Festival de Almada 1985

GRUPO DE CAMPOLIDE ORGANIZA FESTIVAL DE TEATRO Diário Popular, 18 de Julho

A segunda edição do Festival de Almada decorreu no Pátio Prior do Crato, “um pequeno quadrado rodeado de casas, íntimo e aconchegado, extremamente teatral, metido na zona de Almada Velha”, como escreveu Carlos Porto no Diário de Lisboa de 23 de Julho. Apenas uma das 19 sessões se realizou na Sociedade Recreativa da União Pragalense.
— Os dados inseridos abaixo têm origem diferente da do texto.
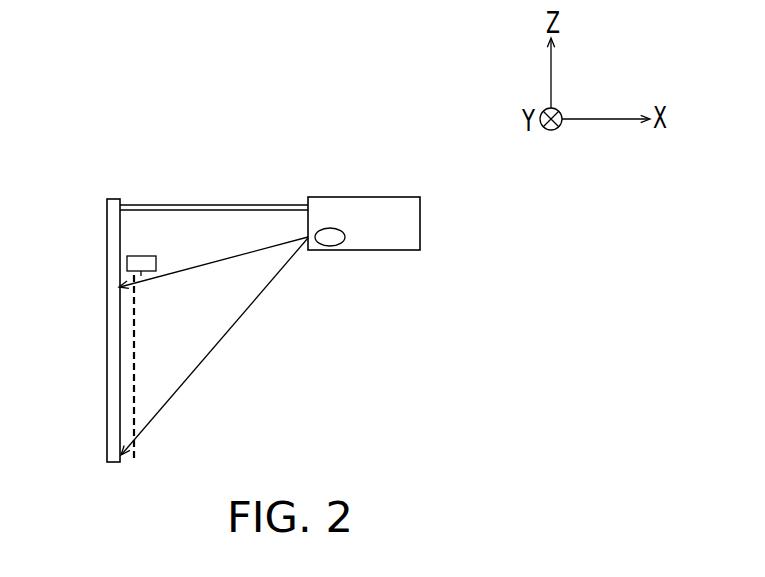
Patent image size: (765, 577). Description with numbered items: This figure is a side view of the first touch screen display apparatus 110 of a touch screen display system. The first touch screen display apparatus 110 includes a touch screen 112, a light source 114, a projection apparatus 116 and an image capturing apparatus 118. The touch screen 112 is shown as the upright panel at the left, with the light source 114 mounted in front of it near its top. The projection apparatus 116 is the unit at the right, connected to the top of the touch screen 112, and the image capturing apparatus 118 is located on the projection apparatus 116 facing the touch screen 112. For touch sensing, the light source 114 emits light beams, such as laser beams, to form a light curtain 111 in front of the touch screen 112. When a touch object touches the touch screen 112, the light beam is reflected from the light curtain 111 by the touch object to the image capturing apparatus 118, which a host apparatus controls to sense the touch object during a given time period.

The first touch screen display apparatus 110 is at (501, 438).
The light curtain 111 is at (136, 335).
The touch screen 112 is at (108, 370).
The light source 114 is at (144, 256).
The projection apparatus 116 is at (365, 197).
The image capturing apparatus 118 is at (331, 253).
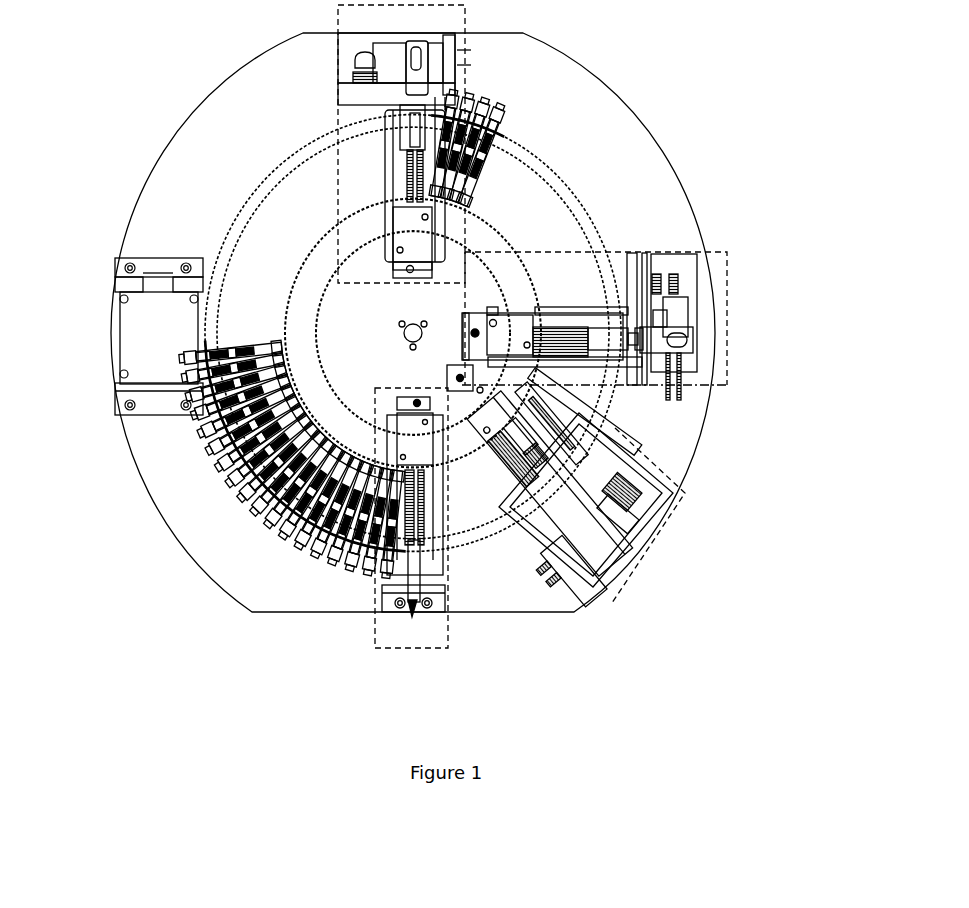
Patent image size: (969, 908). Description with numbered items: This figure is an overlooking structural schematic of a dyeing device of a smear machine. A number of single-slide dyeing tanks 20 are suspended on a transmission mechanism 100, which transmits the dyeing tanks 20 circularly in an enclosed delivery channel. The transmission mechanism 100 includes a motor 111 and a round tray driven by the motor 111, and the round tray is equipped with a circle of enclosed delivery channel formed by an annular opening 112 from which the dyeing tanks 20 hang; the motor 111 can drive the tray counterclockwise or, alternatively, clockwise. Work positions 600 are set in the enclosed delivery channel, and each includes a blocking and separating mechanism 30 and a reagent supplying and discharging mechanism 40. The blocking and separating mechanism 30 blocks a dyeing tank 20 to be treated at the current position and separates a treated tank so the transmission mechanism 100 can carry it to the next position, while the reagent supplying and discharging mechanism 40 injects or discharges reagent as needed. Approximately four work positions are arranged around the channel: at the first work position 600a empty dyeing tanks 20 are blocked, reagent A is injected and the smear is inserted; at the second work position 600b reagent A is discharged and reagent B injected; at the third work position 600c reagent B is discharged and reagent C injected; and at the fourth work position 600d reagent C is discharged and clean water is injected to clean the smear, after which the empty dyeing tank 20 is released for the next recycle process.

The transmission mechanism 100 is at (677, 177).
The motor 111 is at (143, 318).
The annular opening 112 is at (528, 185).
The dyeing tank 20 is at (293, 545).
The blocking and separating mechanism 30 is at (540, 602).
The reagent supplying and discharging mechanism 40 is at (417, 607).
The work positions 600 is at (366, 672).
The first work position 600a is at (469, 560).
The second work position 600b is at (638, 489).
The third work position 600c is at (713, 247).
The fourth work position 600d is at (337, 187).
Apesar da forte representação de companhias amadoras, e da maioria das produções serem de grupos do distrito de Setúbal, começa a haver um alargamento. O Festival conta, desta feita, com a presença de duas companhias de Évora e uma de Lisboa: respectivamente, o Grupo Cénico da Sociedade Operária Joaquim António de Aguiar, o CENDREV, e A Barraca. É de realçar a presença de uma companhia da capital, que, apesar de se afirmar como alternativa aos circuitos teatrais fechados, demonstra o interesse e o reconhecimento que começa a ser atribuído ao Festival de Almada. Na segunda edição, tanto o Teatro Nacional D. Maria II como o Teatro Experimental de Cascais já participam no Festival.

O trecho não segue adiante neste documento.